Dari tadi malas keluar, karena pede gak lapar.
Sekarang, di hadapan nasi, lalap, dan sambal,
baru sadar perut sangat keroncongan.
@noffret


Sebagian orang menyukai sambal terasi, sebagian lain tidak suka, sementara yang lain lagi menganggap sambal terasi biasa-biasa saja. Dalam hal ini, saya termasuk yang menyukai. Sebenarnya, saya bahkan penggila sambal terasi.

Perkenalan saya dengan sambal terasi dimulai dari warung ini. Bertahun lalu, saya makan di sana, dan menikmati pecel lele dengan sambal terasi. Seketika saya terpesona. Seumur-umur, belum pernah saya makan senikmat waktu itu. Sebegitu nikmat, hingga saya makan banyak sekali. Padahal sangat jarang saya makan banyak.

Nasi yang disajikan di warung itu memenuhi kualifikasi saya—ditanak dengan baik, butiran-butiran nasinya saling terlepas, empuk, tapi tidak lengket. Nasi yang sempurna semacam itu dipadukan dengan pecel lele yang masih panas, dan sambal terasi hitam. Ya Tuhan... rasanya tak bisa dijelaskan kata-kata. Setiap kali makan di sana, tentu dengan sambal terasi, saya merasa sedang menikmati hidangan surga.

Jika saya termasuk penggila sambal terasi, ada pula orang-orang yang justru tidak doyan sama sekali. Mungkin karena mengetahui proses pembuatan terasi yang membuat mereka kehilangan selera. Atau mungkin karena hal lain—saya tidak tahu pasti. Kemudian, ada pula orang-orang yang menganggap sambal terasi “biasa-biasa saja”. Dibilang enak ya bisa, dibilang tidak enak ya bisa.

Terkait sambal terasi, bisa jadi masalahnya cuma selera. Atau karena latar belakang tertentu. Itu hal biasa. Dalam hal ini, untungnya, kita bisa memahami, dan tidak saling menyalahkan hanya karena berbeda selera dan pilihan.

Meski teman-teman saya ada yang tidak doyan sambal terasi, mereka tidak pernah menyalah-nyalahkan saya karena suka sambal terasi. Sebaliknya, saya juga tidak pernah membuang-buang waktu untuk merayu atau memprovokasi mereka agar suka sambal terasi. Karena, meski mungkin nikmat luar biasa bagi saya, belum tentu begitu pula bagi orang lain.
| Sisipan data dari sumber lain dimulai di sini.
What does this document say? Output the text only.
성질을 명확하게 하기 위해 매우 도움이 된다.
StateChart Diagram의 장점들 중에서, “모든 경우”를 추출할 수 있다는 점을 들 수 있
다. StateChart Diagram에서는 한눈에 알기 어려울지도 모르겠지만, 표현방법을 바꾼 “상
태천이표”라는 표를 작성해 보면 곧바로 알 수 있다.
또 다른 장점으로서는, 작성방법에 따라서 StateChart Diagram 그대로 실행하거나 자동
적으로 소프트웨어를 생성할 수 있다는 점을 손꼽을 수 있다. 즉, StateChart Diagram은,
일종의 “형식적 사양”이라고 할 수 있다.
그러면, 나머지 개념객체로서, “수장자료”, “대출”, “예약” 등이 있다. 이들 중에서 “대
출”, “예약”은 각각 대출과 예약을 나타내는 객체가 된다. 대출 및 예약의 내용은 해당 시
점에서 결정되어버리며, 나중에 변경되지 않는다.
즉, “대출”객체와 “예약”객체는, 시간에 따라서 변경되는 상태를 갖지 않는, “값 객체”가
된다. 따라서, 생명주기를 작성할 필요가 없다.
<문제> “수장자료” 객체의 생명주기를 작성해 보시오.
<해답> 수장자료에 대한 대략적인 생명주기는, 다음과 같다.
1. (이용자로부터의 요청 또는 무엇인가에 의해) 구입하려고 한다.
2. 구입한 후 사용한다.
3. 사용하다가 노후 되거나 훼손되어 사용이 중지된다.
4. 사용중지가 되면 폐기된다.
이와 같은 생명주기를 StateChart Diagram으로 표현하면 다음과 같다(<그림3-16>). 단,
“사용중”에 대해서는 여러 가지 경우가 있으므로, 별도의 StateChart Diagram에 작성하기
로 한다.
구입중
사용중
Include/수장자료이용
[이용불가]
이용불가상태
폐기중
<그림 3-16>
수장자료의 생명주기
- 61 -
Dalam hal bumbu makanan, semisal sambal terasi, kita bersedia memahami bahwa selera orang bisa berbeda, kita bisa saling bertoleransi bahwa masing-masing kita bisa berbeda. Ada yang suka pedas, ada yang tidak. Ada yang suka kecap, ada yang tidak. Ada yang suka asin, ada yang tidak. Begitu pula, ada yang suka sambal terasi, ada pula yang tidak.

Semua itu hanya bumbu makanan, yang ditujukan untuk menyedapkan makanan pokok yang kita konsumsi. Intinya adalah makanan pokok, sementara asin, manis, pedas, hingga sambal terasi, semua hanya bumbu, atau pelengkap. Karena sifatnya hanya bumbu atau pelengkap, kita bahkan boleh menggunakan atau tidak! Sebab intinya adalah makan, menjaga tubuh senatiasa sehat, agar dapat melanjutkan kehidupan dengan baik. Hanya itu. Soal rasa, itu selera.

Omong-omong soal kehidupan, nasi dan bumbunya bisa menjadi ibarat yang baik untuk kehidupan yang kita jalani. Masing-masing orang memiliki kehidupan sendiri, dan itulah pokok yang dimiliki setiap orang. Tetapi, terkait bumbu, setiap orang bisa berbeda.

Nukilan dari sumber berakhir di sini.